Glutamate microsensors form a promising analytical tool for monitoring neuronally derived glutamate directly in the brain. However, when a microsensor is implanted in brain tissue, many factors can diminish its performance. Consequently, a thorough characterization and evaluation of a microsensor is required concerning all factors that may possibly be encountered in vivo. The present report deals with the validation of a hydrogel-coated glutamate microsensor. This microsensor is constructed by coating a carbon fiber electrode (10-microm diameter; 300-500 microm long) with a five-component redox hydrogel, in which L-glutamate oxidase, horseradish peroxidase, and ascorbate oxidase are wired via poly(ethylene glycol) diglycidyl ether to an osmium-containing redox polymer. A thin Nafion coating completes the construction. Although this microsensor was previously used in vivo, information concerning its validation is limited. In the present study, attention was given to its selectivity, specificity, calibration, oxygen dependency, biofouling, operating potential dependency, and linear range. In addition, successful microsensor experiments in microdialysate, in vitro (in organotypic hippocampal slice cultures), and in vivo (in anesthesized rats) are shown.

Improving the performance of glutamate microsensors by purification of ascorbate oxidase.

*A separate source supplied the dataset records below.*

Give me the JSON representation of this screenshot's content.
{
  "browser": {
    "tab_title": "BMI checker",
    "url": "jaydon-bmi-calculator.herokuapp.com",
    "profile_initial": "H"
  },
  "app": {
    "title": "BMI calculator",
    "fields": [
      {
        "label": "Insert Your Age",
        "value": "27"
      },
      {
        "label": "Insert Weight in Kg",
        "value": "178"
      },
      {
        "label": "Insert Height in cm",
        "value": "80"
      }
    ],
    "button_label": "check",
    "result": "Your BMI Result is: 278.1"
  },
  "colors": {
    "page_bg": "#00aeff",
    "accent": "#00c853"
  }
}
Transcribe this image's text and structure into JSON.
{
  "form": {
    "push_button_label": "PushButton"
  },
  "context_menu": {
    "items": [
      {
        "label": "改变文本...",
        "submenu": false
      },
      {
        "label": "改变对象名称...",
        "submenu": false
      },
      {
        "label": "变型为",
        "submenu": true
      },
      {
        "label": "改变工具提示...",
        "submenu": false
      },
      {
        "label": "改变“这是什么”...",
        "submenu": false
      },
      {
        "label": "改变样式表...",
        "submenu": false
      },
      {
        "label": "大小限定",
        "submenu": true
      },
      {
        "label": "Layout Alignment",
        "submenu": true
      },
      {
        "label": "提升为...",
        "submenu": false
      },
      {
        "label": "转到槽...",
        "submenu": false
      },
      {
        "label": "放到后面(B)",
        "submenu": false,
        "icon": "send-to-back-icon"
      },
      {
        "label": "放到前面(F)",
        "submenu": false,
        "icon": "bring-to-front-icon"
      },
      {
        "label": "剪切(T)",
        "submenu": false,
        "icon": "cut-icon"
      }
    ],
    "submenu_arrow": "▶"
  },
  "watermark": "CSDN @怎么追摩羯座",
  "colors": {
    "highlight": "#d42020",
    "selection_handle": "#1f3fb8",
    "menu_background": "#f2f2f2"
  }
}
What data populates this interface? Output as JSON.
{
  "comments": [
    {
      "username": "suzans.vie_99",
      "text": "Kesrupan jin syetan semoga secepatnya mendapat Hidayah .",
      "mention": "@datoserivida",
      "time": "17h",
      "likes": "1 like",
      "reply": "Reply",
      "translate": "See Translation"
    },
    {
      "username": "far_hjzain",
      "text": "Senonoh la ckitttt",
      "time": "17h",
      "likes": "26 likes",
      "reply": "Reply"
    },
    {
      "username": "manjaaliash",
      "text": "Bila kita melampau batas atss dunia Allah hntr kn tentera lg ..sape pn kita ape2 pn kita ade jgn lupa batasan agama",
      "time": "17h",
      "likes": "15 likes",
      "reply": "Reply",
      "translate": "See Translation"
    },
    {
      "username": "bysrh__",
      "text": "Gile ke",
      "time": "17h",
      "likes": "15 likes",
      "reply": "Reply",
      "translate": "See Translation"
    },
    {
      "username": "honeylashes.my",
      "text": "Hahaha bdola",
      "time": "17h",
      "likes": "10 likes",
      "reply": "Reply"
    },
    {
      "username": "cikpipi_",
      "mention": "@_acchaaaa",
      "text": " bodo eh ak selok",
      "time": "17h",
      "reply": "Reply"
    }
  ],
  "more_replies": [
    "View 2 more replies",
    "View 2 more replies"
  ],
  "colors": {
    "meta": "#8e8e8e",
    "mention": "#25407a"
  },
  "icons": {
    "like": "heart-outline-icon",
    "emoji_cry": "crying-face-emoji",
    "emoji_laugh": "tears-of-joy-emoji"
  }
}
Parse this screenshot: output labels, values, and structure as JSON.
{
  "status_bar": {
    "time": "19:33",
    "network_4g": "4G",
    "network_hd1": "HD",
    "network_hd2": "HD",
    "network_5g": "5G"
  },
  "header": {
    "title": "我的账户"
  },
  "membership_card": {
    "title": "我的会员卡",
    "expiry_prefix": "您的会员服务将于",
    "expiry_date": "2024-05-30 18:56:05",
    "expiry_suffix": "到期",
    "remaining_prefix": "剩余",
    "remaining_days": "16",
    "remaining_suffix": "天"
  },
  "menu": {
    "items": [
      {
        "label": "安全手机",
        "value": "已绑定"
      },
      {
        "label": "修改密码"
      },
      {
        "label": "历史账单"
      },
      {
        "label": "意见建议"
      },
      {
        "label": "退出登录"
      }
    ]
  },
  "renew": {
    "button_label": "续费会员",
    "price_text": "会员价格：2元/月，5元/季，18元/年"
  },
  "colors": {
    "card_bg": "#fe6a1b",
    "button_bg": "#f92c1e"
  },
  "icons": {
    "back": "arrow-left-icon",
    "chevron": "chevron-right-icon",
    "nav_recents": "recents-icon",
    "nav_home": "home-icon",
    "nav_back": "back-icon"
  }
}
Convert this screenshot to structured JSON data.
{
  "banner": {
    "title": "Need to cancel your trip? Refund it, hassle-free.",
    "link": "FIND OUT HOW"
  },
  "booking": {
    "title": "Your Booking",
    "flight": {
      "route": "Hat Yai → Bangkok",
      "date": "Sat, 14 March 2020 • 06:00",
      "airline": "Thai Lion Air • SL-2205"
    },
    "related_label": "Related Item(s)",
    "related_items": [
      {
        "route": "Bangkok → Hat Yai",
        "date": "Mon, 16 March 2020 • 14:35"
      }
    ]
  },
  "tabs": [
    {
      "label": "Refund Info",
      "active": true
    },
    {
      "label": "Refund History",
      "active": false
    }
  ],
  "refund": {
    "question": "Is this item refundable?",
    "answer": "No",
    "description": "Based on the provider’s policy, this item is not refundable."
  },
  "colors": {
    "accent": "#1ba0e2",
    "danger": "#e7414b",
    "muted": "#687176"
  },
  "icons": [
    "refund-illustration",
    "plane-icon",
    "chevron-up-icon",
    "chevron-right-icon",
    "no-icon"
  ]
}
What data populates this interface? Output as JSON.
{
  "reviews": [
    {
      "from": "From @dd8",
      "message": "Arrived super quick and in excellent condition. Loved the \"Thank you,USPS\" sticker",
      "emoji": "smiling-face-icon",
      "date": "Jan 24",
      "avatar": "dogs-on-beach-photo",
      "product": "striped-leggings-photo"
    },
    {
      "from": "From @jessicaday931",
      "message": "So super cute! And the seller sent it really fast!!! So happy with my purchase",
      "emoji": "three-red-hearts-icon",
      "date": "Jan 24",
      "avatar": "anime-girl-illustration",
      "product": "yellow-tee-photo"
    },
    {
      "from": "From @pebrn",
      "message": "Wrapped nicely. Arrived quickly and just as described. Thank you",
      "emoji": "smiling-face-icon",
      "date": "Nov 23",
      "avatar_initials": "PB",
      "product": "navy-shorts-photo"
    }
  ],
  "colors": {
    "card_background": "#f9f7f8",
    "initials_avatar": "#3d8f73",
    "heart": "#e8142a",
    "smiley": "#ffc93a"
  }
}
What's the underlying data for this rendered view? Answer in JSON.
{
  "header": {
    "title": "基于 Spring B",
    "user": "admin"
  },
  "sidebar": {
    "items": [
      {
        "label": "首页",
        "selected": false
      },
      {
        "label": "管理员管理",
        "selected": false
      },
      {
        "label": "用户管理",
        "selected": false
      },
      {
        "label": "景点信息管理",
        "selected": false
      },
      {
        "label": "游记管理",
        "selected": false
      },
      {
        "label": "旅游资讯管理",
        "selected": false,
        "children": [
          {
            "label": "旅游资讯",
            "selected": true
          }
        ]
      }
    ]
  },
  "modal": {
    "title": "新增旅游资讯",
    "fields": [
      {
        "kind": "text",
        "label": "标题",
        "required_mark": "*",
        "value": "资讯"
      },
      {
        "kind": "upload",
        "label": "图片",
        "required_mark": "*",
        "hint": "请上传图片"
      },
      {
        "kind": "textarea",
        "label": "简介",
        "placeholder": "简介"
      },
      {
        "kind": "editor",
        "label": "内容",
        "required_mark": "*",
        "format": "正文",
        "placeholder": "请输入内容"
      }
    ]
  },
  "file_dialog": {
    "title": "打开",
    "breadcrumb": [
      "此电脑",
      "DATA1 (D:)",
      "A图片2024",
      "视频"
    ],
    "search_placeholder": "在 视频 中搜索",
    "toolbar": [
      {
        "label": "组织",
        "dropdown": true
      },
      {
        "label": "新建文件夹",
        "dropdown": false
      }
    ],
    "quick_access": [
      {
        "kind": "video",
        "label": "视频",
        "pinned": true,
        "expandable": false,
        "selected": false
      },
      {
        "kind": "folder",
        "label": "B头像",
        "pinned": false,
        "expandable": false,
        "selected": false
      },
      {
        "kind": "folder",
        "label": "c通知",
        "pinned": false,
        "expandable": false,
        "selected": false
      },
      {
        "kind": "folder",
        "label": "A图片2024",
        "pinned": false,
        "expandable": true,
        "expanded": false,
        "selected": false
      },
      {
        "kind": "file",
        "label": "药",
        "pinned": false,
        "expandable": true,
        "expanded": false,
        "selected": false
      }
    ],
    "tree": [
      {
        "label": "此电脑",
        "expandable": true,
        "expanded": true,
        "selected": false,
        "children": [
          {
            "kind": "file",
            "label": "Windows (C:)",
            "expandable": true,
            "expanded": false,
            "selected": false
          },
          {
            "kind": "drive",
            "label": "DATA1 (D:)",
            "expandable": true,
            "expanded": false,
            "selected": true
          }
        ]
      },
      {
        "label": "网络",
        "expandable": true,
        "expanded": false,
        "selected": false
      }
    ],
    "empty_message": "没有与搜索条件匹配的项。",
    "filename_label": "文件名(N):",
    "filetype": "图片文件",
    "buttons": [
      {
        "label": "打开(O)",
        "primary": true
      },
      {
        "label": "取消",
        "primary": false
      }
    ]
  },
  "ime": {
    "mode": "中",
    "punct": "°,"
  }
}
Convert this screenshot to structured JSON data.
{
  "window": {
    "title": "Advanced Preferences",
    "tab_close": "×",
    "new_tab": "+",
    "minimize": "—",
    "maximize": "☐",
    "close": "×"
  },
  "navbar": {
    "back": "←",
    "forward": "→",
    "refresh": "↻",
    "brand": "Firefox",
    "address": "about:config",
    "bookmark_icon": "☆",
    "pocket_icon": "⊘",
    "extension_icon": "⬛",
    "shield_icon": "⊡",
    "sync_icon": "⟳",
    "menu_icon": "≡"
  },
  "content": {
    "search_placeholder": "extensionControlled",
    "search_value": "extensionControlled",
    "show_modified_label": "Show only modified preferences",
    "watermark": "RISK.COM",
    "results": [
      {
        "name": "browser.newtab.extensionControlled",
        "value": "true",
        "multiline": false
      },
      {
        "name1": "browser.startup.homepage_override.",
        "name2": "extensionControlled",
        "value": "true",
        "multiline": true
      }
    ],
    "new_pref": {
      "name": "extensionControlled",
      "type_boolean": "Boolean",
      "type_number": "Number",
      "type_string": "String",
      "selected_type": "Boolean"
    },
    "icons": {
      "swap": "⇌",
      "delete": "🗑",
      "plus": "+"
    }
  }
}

Enzyme-based biosensors have the potential to directly detect extracellular concentrations of glutamate in brain tissue with a high spatial and temporal resolution. To optimize their analytical performance, much attention has been paid to the architectural construction of these biosensors. In particular, the coupling of enzymes to the electrode surface has received much interest, which has resulted in many (derivatives of) first-, second-, and third-generation type of biosensors. However, it is remarkable that in the literature little attention, if any, has been paid to the influence of the quality of the enzyme itself on the analytical performance of a biosensor. Previously we have reported that different batches of ascorbate oxidase significantly altered the performance of our glutamate microsensor.(1) In this note, it is shown that a simple enzyme purification procedure as buffer exchange leads to a more uniform enzyme quality and also significantly improves the reproducibility and performance of the microsensor. In our opinion, this is an important observation and of general interest for the construction of enzyme-based biosensors.

Improving glutamate microsensors by optimizing the composition of the redox hydrogel.

Amperometric hydrogel-coated glutamate microsensors form a promising concept to detect glutamate levels directly in brain tissue. These microsensors are constructed by coating a carbon fiber electrode (CFE) (10 microm diameter; 300-500 microm long) with a five-component redox-hydrogel, in which L-glutamate oxidase, horseradish peroxidase, and ascorbate oxidase are wired via poly(ethylene glycol) diglycidyl ether to an osmium-containing redox polymer. Coating with a thin Nafion film completes the construction. Prior to use in vivo, a reliable and reproducible construction of microsensors with a high performance is required. For an optimal microsensor performance, the balance between the five individual hydrogel components is critical. However, due to their small size, hydrogel application to CFE's need to be performed by dip-coating. Dip-coating is a difficult procedure to control and does not allow individual application of hydrogel constituents. To improve the microsensor construction and to better control the dip-coating procedure, we have recently developed an automated device. Throughout this study, automatic dip-coating was performed with premixed solutions, in which the amount of a single component was varied. This allowed us to optimize the hydrogel composition, which resulted in a significant improvement of the microsensor properties in terms of sensitivity, current density, linearity, detection limit, and interference by ascorbic acid.